During the week of Thanksgiving, my world history class was
supposed to read chapter 13 in Ways of
the World. Worlds of the Fifteenth Century is the title for the
chapter. In this chapter it speaks of the fifteenth century trying to refurnish
the devastation left from the Mongols. As we can recall, the Mongols destroyed
Europe and China leaving them with a broken civilization. In order to spring
back up to their original society, they had to take new steps to achieve
greatness. In the beginning of the fifteenth century the agriculture was the
first to take rise. In North America, Africa, Amazon River Basin, and Southeast
Asia settled small village-based communities to catch up on their revenue. All
of these societies had no authority, forcing the unequal opportunities for
different classes and sexes. To narrow it down I will focus first on the small
village-based communities. To start off, in Mesopotamia, the city of Benin
contained small highly centralized territorial states. Ewuare was the warrior
who ruled Benin. He replaced the kinship with political authority, to sustain
the society longer and to create order within the civilization. They were high
in demand for trade, and Ewuare often ordered the people to make sculptures of
Benin, which they are still known for today. Another civilization, located east
of the Niger River settled the Igbo people. The book did not speak much of them
but one interesting fact that I grasped was their idea on trade. The Igbo
people refused to trade because they believed in their own kinship groups. The
book referred to them as “stateless societies.” Within these two civilizations
that I have mentioned: the Benin society and the Igbo people, they seem to have
traded with themselves to create revenue for their societies. They also traded
with Africa to provide their people with cotton cloth, fish, copper, iron, and
decorative objects. They were both culturally unified, which means they
practiced the same traditions and religions, and eventually they both
discovered and practiced the trait of slave trade. In the Americas, the book
focuses on the Iroquois civilizations, which is directed in now in the state of
New York. The Iroquois people developed a full agriculture most likely due to
the different lands they were surrounded by. They adopted maize and bean
farming techniques that originated in the Americas. Agriculture was the primary
economic activity that kept their civilizations alive and thriving.

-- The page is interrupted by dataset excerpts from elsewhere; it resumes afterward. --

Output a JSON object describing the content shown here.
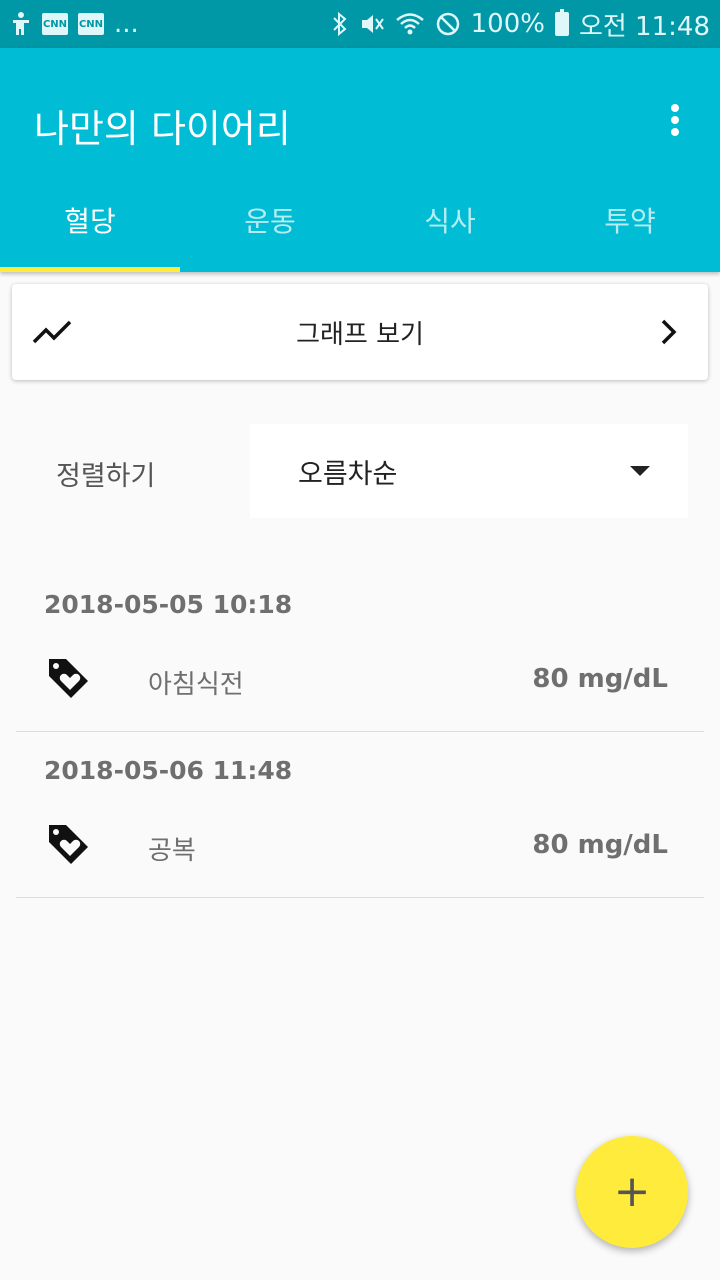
{
  "status_bar": {
    "notif_cnn_1": "CNN",
    "notif_cnn_2": "CNN",
    "more": "...",
    "battery": "100%",
    "time": "오전 11:48"
  },
  "app_bar": {
    "title": "나만의 다이어리"
  },
  "tabs": [
    {
      "label": "혈당",
      "active": true
    },
    {
      "label": "운동",
      "active": false
    },
    {
      "label": "식사",
      "active": false
    },
    {
      "label": "투약",
      "active": false
    }
  ],
  "graph_card": {
    "label": "그래프 보기",
    "icon": "trending-icon"
  },
  "sort": {
    "label": "정렬하기",
    "value": "오름차순"
  },
  "entries": [
    {
      "date": "2018-05-05 10:18",
      "meal": "아침식전",
      "value": "80 mg/dL",
      "icon": "heart-tag-icon"
    },
    {
      "date": "2018-05-06 11:48",
      "meal": "공복",
      "value": "80 mg/dL",
      "icon": "heart-tag-icon"
    }
  ],
  "fab": {
    "label": "+"
  },
  "colors": {
    "primary": "#00bcd4",
    "primary_dark": "#0097a7",
    "accent": "#ffeb3b"
  }
}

The rest of the chapter discusses
the similarities and differences in China and Europe. Their civilizations seemed
to have more differences than similarities. For instance they took voyages for
different reason. China took voyages for the distance, they took it as it is;
whereas, Europe took voyages for a specific destinations. They look for regions
or cultures to stop at. By both of their voyages, traditions and religions came
back with them. This is what the Chapter 13 is mostly describing. It signifies
the fourteenth centuries tragedies and eludes on the resurrection that the
fifteenth century achieved. The fifteenth century was bringing back life to all
of the civilizations. Without the hope that the people had during the fifteenth
century, the world may have been a different place. We have to thankful for the
success that the fifteenth century made.